Tanzprojekt an Brennpunkt-Schulen macht stark
Leistungsdruck spielt in unserer Gesellschaft eine immer größere Rolle. Das bekommen auch schon die Jüngsten zu spüren. Wer nicht mit den anderen mithalten kann, weil er etwas nicht versteht, fühlt sich schnell abgehängt. Das hat Betreuerin Ajselj Bekir sehr schnell bei ihrer Arbeit mit Kindern gespürt. Sie fragte sich, wie man ihnen mehr Selbstbewusstsein einimpfen kann. Die Eingebung kam spontan in der Pause: Beim Hören von Musik fingen die Kinder sofort an zu tanzen - ihre Idee für das Projekt "Confidance" war geboren.
Etwa ein halbes Jahr planen, choreografieren und tanzen Kinder an drei Grundschulen in Hamburg im Rahmen des Bildungsprojekts "Confidance". Höhepunkt ist die große, jährliche Abschlussvorführung. Das Angebot richtet sich vor allem an Kinder, die in sozial benachteiligten Stadtteilen aufwachsen, in denen der Anteil derer, die in Armut aufwachsen, besonders hoch ist. Im Untertitel heißt das Projekt: "Tanz dich stark!". Gründerin Ajselj Bekir war sofort erfolgreich mit ihrer Idee. Sie startete 2015 mit fünf Kindern, wenig später waren bereits 75 tanzbegeisterte Kinder in ihrer Gruppe.

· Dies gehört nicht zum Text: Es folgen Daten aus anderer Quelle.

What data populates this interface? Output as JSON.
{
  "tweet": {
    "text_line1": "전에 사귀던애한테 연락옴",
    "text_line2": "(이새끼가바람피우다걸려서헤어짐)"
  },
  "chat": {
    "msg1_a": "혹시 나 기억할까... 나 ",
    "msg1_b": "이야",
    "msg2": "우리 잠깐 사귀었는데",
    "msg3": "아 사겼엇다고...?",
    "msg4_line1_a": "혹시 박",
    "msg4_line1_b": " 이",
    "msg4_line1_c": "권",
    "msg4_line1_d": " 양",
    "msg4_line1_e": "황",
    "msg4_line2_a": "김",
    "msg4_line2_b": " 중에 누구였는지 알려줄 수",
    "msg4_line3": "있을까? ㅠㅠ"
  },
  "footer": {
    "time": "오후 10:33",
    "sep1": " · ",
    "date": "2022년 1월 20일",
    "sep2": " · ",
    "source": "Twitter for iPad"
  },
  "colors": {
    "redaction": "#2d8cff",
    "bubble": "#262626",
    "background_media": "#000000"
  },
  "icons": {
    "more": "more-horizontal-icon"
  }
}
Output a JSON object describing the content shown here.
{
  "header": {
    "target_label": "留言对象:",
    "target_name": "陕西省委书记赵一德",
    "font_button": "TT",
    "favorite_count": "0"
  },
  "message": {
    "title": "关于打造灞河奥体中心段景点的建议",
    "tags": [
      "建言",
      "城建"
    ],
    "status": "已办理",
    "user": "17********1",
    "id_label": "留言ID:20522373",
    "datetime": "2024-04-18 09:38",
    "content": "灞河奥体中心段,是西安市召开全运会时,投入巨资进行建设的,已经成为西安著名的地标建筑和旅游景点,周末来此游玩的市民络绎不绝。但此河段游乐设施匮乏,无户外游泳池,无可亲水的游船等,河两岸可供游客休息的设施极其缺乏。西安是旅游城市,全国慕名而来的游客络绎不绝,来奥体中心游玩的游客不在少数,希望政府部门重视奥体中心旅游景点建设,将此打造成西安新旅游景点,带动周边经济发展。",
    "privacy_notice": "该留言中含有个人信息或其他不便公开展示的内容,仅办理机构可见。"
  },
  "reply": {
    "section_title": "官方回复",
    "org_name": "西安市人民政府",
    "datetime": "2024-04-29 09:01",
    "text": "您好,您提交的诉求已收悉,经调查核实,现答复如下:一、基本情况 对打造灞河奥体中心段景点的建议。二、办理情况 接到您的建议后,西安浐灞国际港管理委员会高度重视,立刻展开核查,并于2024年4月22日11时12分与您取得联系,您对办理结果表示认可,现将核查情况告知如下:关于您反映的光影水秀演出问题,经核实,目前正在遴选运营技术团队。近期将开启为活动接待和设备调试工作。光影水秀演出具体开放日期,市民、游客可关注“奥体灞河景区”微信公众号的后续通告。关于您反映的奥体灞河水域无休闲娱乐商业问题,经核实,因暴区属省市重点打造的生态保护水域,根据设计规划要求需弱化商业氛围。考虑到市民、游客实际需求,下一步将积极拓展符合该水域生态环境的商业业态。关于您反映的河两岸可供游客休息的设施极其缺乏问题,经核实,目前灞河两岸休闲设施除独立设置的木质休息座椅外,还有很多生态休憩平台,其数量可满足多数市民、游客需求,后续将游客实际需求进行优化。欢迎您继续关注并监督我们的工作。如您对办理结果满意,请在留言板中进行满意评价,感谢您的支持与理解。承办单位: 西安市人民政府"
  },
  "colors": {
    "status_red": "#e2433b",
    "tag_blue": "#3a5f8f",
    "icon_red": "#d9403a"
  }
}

Auch nach dem Unterricht engagiert
Die katholische Schule in Altona-Nord ist eine von drei Confidance-Schulen. Jeden Freitagnachmittag treffen sich dort ungefähr 30 Schülerinnen und Schüler von der ersten bis zur vierten Klasse zum Tanztraining. Ein langer Schultag liegt hinter ihnen und trotzdem sind sie am Nachmittag noch hellwach und aufmerksam dabei. "Wir tanzen hier sehr viele verschiedene Tänze, die sind cool und machen sehr viel Spaß. Jetzt gerade üben wir den Havanna-Tanz. Zuerst haben wir nur in den Pausen mit wenigen Kindern geübt, später wurden es dann immer mehr", erklärt eines der Kinder.
Selbstvertrauen und Mut durch Tanz
"Confidance" ist Teil der gemeinnützigen Bildungsinitiative Teach First, die beispielsweise von der Zeit-Stiftung unterstützt wird. Ziel ist es, mit sozialen Schulprojekten für mehr Chancengleichheit zu sorgen. Wie das in diesem Fall funktioniert, erklärt Gründerin Bekir: "Es ist schön, wenn Kinder in diesem Tanzkurs Fähigkeiten zeigen können, die in den klassischen Fächern nicht zur Geltung kommen." Kinder, die auffällig schüchtern sind oder die von zu Hause kaum unterstützt werden oder keine guten schulischen Leistungen bringen, sollen durch das gemeinsame Tanzen lernen, sich mehr zuzutrauen.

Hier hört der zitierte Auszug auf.